I fumbled about in the darkness for my glasses, dressed, sat at the computer and Googled "ox cheek". I learned that ox cheek was popular many years ago, particularly amongst English writers and diarists.
At nine o'clock on Saturday 28 February 1662, Samuel Pepys "had a good supper of an ox's cheek."
On 17 November 1798, Jane Austin wrote: "I am very fond of experimental housekeeping, such as having an ox cheek now and then, I shall have one next week, and I mean to have some little dumplings to put into it..".
Unable to find anything more current I turned, as I so often do, to Hugh Fearnley-Whittingstall's River Cottage Meat Book. He writes: "Ox cheek has been completely unavailable [in the UK] for several years now. Since BSE related legislation took force, the tongue is the only part of the cow's head that is allowed outside the abattoir. It's a pity as the cheek is a very versatile meat which, after long slow cooking, has a delicious melting texture somewhere between the tongue and the oxtail....If it ever comes back on the market, expect to see me furiously trying to publish recipes for it in the hope of stimulating a revival."
The good news for Hugh and his publishing fury is that ox cheek, like the Spice Girls, Take That and Led Zeppelin, has returned to the UK market (or at least to the Anchor & Hope (A&H) - and if the mad-cow legislation has not in fact changed, I do apologise for any trouble that may befall the A&H as a result of this).
Over my last five or so years in London, the Anchor & Hope is the place I've eaten at most often. This is slightly odd for two reasons. The first is that English food still has an international reputation problem yet the A&H's food is probably the most traditionally English food in London (along with St John). The second is that you can't book a table and it's very difficult to ever get hold of one. The place is packed, knotted and wild - a sort of culinary snake circus on crowded bus travelling along Oxford Street.
For years I raved to the hungry about the A&H's duck in a pot. As of last night I have a new champion, a new favourite A&H dish - ox cheek and dumplings. Last night it was a serving for two and cost 26 quid.

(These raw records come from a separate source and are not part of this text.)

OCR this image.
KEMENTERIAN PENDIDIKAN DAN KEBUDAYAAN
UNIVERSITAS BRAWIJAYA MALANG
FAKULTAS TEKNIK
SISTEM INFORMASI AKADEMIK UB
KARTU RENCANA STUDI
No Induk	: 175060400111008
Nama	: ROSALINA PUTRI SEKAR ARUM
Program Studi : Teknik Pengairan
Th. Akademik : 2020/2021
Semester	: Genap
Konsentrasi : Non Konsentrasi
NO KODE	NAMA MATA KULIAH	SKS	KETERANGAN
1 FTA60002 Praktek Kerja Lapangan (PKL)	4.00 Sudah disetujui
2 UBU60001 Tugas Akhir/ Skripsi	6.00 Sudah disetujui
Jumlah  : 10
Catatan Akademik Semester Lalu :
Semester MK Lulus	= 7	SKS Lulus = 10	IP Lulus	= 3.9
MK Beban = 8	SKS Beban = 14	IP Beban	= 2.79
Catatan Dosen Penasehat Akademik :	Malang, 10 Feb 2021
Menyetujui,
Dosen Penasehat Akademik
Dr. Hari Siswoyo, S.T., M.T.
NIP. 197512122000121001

It arrives in a large Le Creuset dish. A large mound of brick-red ox cheek floats in the centre of a rich stock from the long slow cooking process. Around the ox cheek floats five or six dumplings. The ox cheek is just at Hugh Fernley-Whittingstall describes it - delicious melting texture - with a stunning depth of flavour. The stock is rich and warming and the slippery dumplings providing a great textural contrast (I was not sure what was was in the dumplings, but they were great). This is exactly what I want to eat on a cold night shortly before Christmas. What a dish. Nothing I've eaten in London in the last five years comes close to this. Pepys and Austin would be most pleased.